Dworkin argues that culture is shaped, among other things, both organically and by law. Organically, it is shaped "by the discrete decisions of individual people about what to produce and what to buy and at what price, about what to read and say, about what to wear, what music to listen to, and what god if any to pray to." But our culture "is also shaped by law, that is, by collective decisions taken by elected legislators about how we must all behave." Which of these processes - organic or legal - should predominate in the case of same-sex marriage?
What's most interesting about the essay is Dworkin's critique of conservatives who oppose state regulation of markets forbidding evolution in economic practices and arrangements but who invite state regulation of marriage forbidding evolution in familial practices and arrangements.
Socialist societies do give people in power the authority to shape the economic environment for everyone by stipulating prices and the allocation of resources and production. But we insist on a free market in goods and services: we insist, that is, that the economic culture be shaped by a composite of individual decisions reflecting individual values and wishes.
The socialism of a centrally controlled economy is an insult to liberty as well as to efficiency-a view most enthusiastically held by the conservatives who favor a religious model for non-economic culture. They do not realize that liberty is even more perilously at stake in the religious than the economic case. . . .
Everything I said about the cultural heritage and value of marriage is equally true of the general institution of religion: religion is an irreplaceable cultural resource in which billions of people find immense and incomparable value. Its meaning, like that of marriage, has evolved over a great many centuries. But its meaning, again like that of marriage, is subject to quite dramatic change through organic processes . . . . American religious conservatives, even those who regard themselves as evangelical, do not imagine that the cultural meaning of religion should be frozen by laws prohibiting people with new visions from access to the title, legal status, or tax and economic benefits of religious organization.
Within broad boundaries, conservatives believe, markets should be shaped by individual decisions. The presumption in markets should be against central regulation. A similar principle would apply to religious beliefs and practices - they should be allowed to develop organically.

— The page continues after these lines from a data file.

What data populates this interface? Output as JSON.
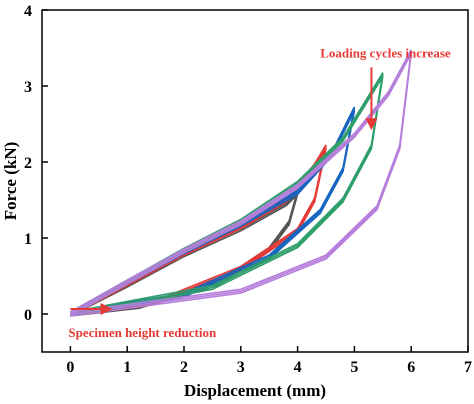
{
  "chart_data": {
    "type": "line",
    "title": "",
    "xlabel": "Displacement (mm)",
    "ylabel": "Force (kN)",
    "xlim": [
      -0.5,
      7
    ],
    "ylim": [
      -0.5,
      4
    ],
    "xticks": [
      "0",
      "1",
      "2",
      "3",
      "4",
      "5",
      "6",
      "7"
    ],
    "yticks": [
      "0",
      "1",
      "2",
      "3",
      "4"
    ],
    "grid": false,
    "series": [
      {
        "color": "#555555",
        "loading": [
          [
            0,
            0
          ],
          [
            1,
            0.38
          ],
          [
            2,
            0.78
          ],
          [
            3,
            1.12
          ],
          [
            3.8,
            1.45
          ],
          [
            4,
            1.6
          ]
        ],
        "unloading": [
          [
            4,
            1.6
          ],
          [
            3.85,
            1.2
          ],
          [
            3.5,
            0.85
          ],
          [
            2.6,
            0.4
          ],
          [
            1.2,
            0.1
          ],
          [
            0,
            0
          ]
        ]
      },
      {
        "color": "#e53935",
        "loading": [
          [
            0,
            0
          ],
          [
            1,
            0.4
          ],
          [
            2,
            0.8
          ],
          [
            3,
            1.15
          ],
          [
            3.8,
            1.5
          ],
          [
            4.3,
            1.95
          ],
          [
            4.5,
            2.2
          ]
        ],
        "unloading": [
          [
            4.5,
            2.2
          ],
          [
            4.3,
            1.5
          ],
          [
            4,
            1.1
          ],
          [
            3,
            0.6
          ],
          [
            1.5,
            0.15
          ],
          [
            0,
            0
          ]
        ]
      },
      {
        "color": "#1565c0",
        "loading": [
          [
            0,
            0
          ],
          [
            1,
            0.42
          ],
          [
            2,
            0.82
          ],
          [
            3,
            1.18
          ],
          [
            4,
            1.6
          ],
          [
            4.6,
            2.1
          ],
          [
            5,
            2.7
          ]
        ],
        "unloading": [
          [
            5,
            2.7
          ],
          [
            4.8,
            1.9
          ],
          [
            4.4,
            1.35
          ],
          [
            3.5,
            0.75
          ],
          [
            2,
            0.25
          ],
          [
            0,
            0
          ]
        ]
      },
      {
        "color": "#2e9e6b",
        "loading": [
          [
            0,
            0
          ],
          [
            1,
            0.42
          ],
          [
            2,
            0.84
          ],
          [
            3,
            1.22
          ],
          [
            4,
            1.72
          ],
          [
            4.8,
            2.3
          ],
          [
            5.5,
            3.15
          ]
        ],
        "unloading": [
          [
            5.5,
            3.15
          ],
          [
            5.3,
            2.2
          ],
          [
            4.8,
            1.5
          ],
          [
            4,
            0.9
          ],
          [
            2.5,
            0.35
          ],
          [
            0,
            0
          ]
        ]
      },
      {
        "color": "#b57fdb",
        "loading": [
          [
            0,
            0
          ],
          [
            1,
            0.42
          ],
          [
            2,
            0.83
          ],
          [
            3,
            1.2
          ],
          [
            4,
            1.68
          ],
          [
            5,
            2.35
          ],
          [
            5.6,
            2.9
          ],
          [
            6,
            3.45
          ]
        ],
        "unloading": [
          [
            6,
            3.45
          ],
          [
            5.8,
            2.2
          ],
          [
            5.4,
            1.4
          ],
          [
            4.5,
            0.75
          ],
          [
            3,
            0.3
          ],
          [
            0,
            0
          ]
        ]
      }
    ],
    "annotations": [
      {
        "text": "Loading cycles increase",
        "x": 5.3,
        "y": 3.35,
        "arrow_to": [
          5.3,
          2.45
        ]
      },
      {
        "text": "Specimen height reduction",
        "x": 0,
        "y": -0.25,
        "arrow_from": [
          0,
          0
        ],
        "arrow_to": [
          0.7,
          0
        ]
      }
    ]
  }
}
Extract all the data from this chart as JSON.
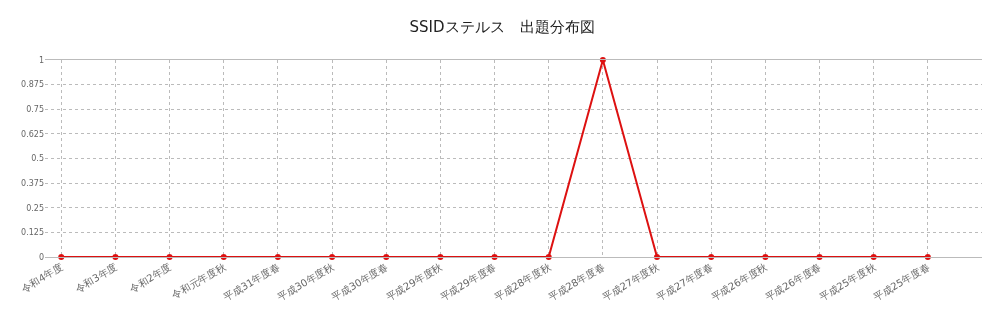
{
  "chart_data": {
    "type": "line",
    "title": "SSIDステルス　出題分布図",
    "categories": [
      "令和4年度",
      "令和3年度",
      "令和2年度",
      "令和元年度秋",
      "平成31年度春",
      "平成30年度秋",
      "平成30年度春",
      "平成29年度秋",
      "平成29年度春",
      "平成28年度秋",
      "平成28年度春",
      "平成27年度秋",
      "平成27年度春",
      "平成26年度秋",
      "平成26年度春",
      "平成25年度秋",
      "平成25年度春"
    ],
    "series": [
      {
        "color": "#dd1111",
        "values": [
          0,
          0,
          0,
          0,
          0,
          0,
          0,
          0,
          0,
          0,
          1,
          0,
          0,
          0,
          0,
          0,
          0
        ]
      }
    ],
    "ylim": [
      0,
      1
    ],
    "yticks": [
      0,
      0.125,
      0.25,
      0.375,
      0.5,
      0.625,
      0.75,
      0.875,
      1
    ],
    "grid": true,
    "legend": false,
    "marker": "circle",
    "line_style": "solid"
  }
}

Same-sex marriage is the product of an ongoing, organic process that reflects the values of millions of our fellow citizens living in actual families. The opposition to same-sex marriage, at least in so far as it is grounded in dogma, amounts to this: We know the truth, we have the power to write that truth into law, and we will use our power to stop any further development contradicting it. Applied to markets, conservatives would call it socialism.